Selama dua hari setelah malam itu, aku tidak pernah berbicara
dengan ibu. Aku masih kesal dan sedih sehingga aku selalu cuek ketika ibu berusaha
ngobrol denganku. Di hari kedua, Ibu memberiku 1 kotak berisi satu gulung roti
isi selai stroberi yang belum dipotong-potong. Aku menolak pemberian ibu dan kembali
menangis karena teringat selai stroberi yang harusnya kumakan malam itu. Entah,
emosi itu berlangsung dan berakhir sampai kapan, aku lupa.
Kini, setelah aku beranjak dewasa, Aku menyadari bahwa waktu
itu aku kesal dan sedih bukan perkara rasa enak selai stroberi yang ingin aku
nikmati. Tetapi tentang usahaku untuk menyimpan sesuatu dengan baik, menjaganya
dengan baik, namun orang lain tidak mengapresiasi usahaku atau bahkan menghancurkannya.
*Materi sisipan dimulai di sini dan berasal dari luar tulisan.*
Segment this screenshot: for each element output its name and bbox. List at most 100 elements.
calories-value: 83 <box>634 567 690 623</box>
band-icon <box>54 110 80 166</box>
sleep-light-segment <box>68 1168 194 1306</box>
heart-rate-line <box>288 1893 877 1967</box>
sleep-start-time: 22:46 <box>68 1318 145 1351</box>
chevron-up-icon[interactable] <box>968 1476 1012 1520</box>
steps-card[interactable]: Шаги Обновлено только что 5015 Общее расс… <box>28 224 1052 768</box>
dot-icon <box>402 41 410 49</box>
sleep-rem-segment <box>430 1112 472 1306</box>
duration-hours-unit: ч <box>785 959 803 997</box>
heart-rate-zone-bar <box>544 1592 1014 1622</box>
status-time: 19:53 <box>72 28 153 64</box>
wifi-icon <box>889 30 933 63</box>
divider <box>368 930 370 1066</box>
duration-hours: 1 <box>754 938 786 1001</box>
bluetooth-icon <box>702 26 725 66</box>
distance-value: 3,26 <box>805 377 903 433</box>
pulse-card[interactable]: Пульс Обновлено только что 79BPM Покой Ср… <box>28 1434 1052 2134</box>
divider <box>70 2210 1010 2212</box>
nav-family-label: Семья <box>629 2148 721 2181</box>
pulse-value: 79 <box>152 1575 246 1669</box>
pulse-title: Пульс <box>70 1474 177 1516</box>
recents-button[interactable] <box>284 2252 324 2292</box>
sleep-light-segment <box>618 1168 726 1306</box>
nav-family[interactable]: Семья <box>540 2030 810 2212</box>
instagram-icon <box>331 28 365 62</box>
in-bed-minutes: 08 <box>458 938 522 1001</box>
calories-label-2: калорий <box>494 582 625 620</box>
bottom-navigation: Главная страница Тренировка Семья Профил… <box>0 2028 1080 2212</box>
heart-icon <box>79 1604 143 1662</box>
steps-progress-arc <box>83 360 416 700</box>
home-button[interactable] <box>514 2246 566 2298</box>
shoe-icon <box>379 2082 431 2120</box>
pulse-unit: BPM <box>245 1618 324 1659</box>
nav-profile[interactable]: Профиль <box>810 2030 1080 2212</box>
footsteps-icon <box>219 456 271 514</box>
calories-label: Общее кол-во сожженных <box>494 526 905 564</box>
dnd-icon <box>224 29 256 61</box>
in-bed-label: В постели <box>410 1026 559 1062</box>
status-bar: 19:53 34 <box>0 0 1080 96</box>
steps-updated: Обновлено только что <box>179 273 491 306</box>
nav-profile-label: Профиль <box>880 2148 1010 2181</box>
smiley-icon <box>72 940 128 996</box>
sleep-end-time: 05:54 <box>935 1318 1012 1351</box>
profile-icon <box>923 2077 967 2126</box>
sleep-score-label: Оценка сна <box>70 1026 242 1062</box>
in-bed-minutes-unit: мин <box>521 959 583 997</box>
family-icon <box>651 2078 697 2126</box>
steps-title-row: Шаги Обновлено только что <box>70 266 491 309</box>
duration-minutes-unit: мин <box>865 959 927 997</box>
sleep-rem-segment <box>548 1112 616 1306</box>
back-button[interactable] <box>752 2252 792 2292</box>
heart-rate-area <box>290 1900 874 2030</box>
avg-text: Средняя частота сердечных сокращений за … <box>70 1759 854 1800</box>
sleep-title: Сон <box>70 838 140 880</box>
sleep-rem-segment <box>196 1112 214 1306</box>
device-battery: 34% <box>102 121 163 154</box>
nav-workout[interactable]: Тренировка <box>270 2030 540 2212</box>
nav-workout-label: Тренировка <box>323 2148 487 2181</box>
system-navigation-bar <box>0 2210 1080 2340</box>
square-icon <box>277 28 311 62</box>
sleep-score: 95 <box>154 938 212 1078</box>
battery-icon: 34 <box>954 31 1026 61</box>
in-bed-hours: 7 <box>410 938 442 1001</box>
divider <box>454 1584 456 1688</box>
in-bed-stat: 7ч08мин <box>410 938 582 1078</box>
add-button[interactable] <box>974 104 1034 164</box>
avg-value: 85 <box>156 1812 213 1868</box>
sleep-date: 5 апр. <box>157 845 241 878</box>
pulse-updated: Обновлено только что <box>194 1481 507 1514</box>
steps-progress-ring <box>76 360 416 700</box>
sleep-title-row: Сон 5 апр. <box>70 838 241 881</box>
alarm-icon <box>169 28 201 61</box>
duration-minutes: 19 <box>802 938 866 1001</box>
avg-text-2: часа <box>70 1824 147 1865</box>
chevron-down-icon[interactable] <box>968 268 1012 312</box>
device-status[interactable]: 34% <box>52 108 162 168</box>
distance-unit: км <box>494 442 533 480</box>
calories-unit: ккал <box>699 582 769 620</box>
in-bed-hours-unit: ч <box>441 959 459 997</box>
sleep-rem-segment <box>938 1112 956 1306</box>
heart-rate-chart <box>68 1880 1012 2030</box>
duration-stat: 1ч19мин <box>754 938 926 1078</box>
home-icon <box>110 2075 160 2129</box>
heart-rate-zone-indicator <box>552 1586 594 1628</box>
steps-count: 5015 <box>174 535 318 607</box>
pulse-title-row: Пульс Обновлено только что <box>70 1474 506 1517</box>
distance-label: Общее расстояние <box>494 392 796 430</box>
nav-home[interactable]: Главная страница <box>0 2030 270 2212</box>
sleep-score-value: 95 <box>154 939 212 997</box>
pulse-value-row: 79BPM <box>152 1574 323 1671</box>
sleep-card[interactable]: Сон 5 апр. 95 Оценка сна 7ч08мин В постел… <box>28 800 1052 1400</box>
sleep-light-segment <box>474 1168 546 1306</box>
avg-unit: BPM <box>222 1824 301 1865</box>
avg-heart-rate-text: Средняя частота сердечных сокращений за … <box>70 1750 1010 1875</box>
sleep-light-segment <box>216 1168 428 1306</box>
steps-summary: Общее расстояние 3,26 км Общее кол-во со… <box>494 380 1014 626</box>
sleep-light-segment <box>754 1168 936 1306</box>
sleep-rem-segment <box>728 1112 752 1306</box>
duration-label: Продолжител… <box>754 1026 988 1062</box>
Aku merasa tumbuh dewasa dengan kebutuhan apresiasi yang sedikit di atas rata-rata
kebanyakkan orang. Aku adalah anak tunggal yang selalu menjadi kebanggaan orang
tua, tidak pernah dibanding-bandingkan, selalu mendapat perhatian atau hadiah,
yang mungkin tidak bisa dirasakan oleh seseorang yang memiliki saudara kandung.
Sehingga, ketika ada momen aku kebutuhan itu tidak terpenuhi, maka emosi yang
akan muncul. Dulu, aku yang masih kecil tidak bisa mengekspresikan emosi itu
sehingga hanya dapat kesal dan menangis. Namun kini, aku sadar bahwa masalah
roti gulung bisa diselesaikan dengan roti gulung lainnya, emosi sesaat tersebut
sebenarnya bisa ditekan sehingga membuatku mampu mengontrol sikap ketika hal
serupa terjadi lagi nanti.
Semoga seiring berjalannya waktu, kita semakin bijak terhadap masalah-masalah yang menghampiri, terutama untuk emosi diri kita sendiri.